For more information about error types, see the following topics. Timeout errors can be handled by using oss_ext parameters.
ID and key encryption
If id and key parameters for CREATE SERVER are not encrypted, executing the select * from pg_foreign_server
statement will display the information in plaintext. Your ID and key will be exposed.
The symmetric encryption can be performed on the id and key to hide the id and key.
(different instances use different keys to maximize the protection of user information.)
however, you cannot use methods like GP to add a data type.

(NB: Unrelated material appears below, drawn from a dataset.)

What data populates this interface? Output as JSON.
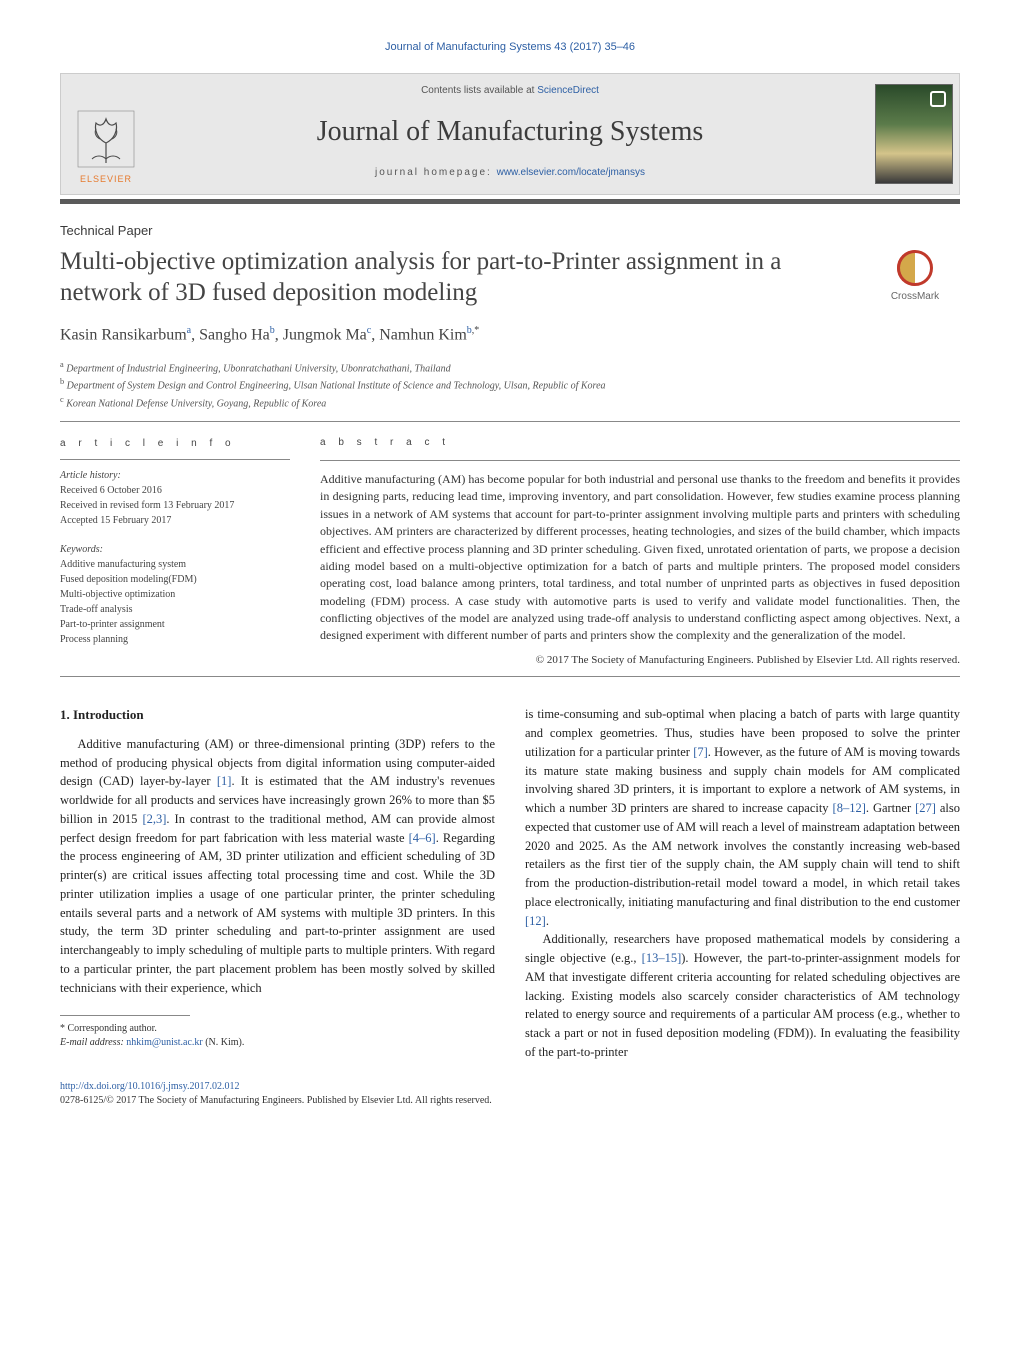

The encrypted information is as follows:
postgres=# select * from pg_foreign_server ;
srvname | srvowner | srvfdw | srvtype | srvversion | srvacl | srvoptions
-----------+----------+--------+---------+------------+--------+------------------------------------------------------------------------------------------------------------------------------------
----------------------------------
ossserver | 10 | 16390 | | | | {host=oss-cn-hangzhou-zmf.aliyuncs.com,id=MD5xxxxxxxx,key=MD5xxxxxxxx,bucket=067862}
The encrypted information is preceded by MD5 (total length: len,len%8==3). Therefore, encryption is not performed again when the exported data is imported. But you cannot create the key and id preceded by MD5.